I came back to skate after buying Session on Xbox Game Preview. I knew that I’d find switching between two games with the same subject matter but with such mechanically different controls to be frustrating, so completing skate first seemed sensible.

It also seemed fitting given that the approach and controls of the skate series inspired both Session and Skater XL. Both games have been described as “spiritual successors” to the skate series. Arguably, the success of skate has influenced the entire landscape of skateboarding games.

In my opinion, skate is still fun and still worth playing today.

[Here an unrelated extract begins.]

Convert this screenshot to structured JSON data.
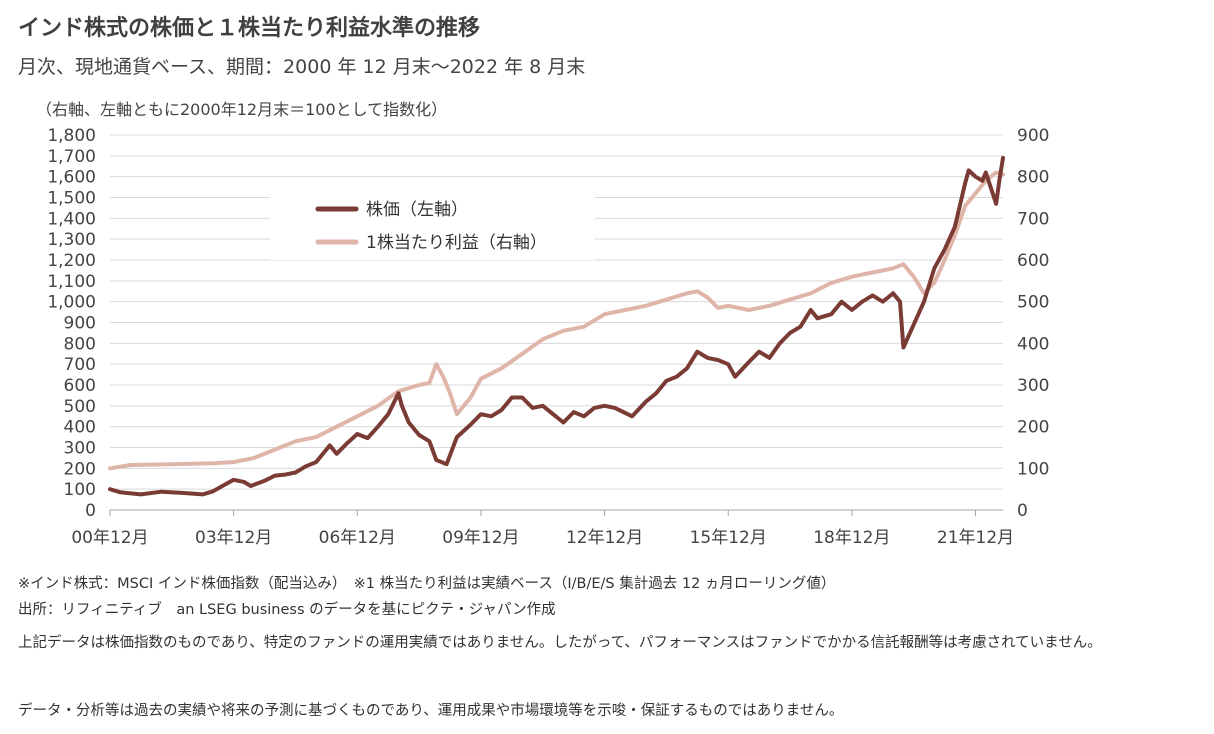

It’s definitely flawed; its physics are glitchy at times, its career mode is minimal, and its menu and map design is divisive. However, its core gameplay still holds up well, and its a game which took risks and tried new ways to portray a genre. The most polarising element of skate – its focus on feeling like a skating video – shows how studios can successfully start again from the roots of a genre, and test new ideas which go against genre conventions. skate‘s unique style makes it a bold experiment that’s worth exploring. 


P.S. A new skate game was announced at E3 just hours after I completed the career yesterday … I’m curious about whether this new skate will take a simulation route, whether it will extend the arcade nature of skate 3, or whether it might take the same “back to the drawing board” approach as skate.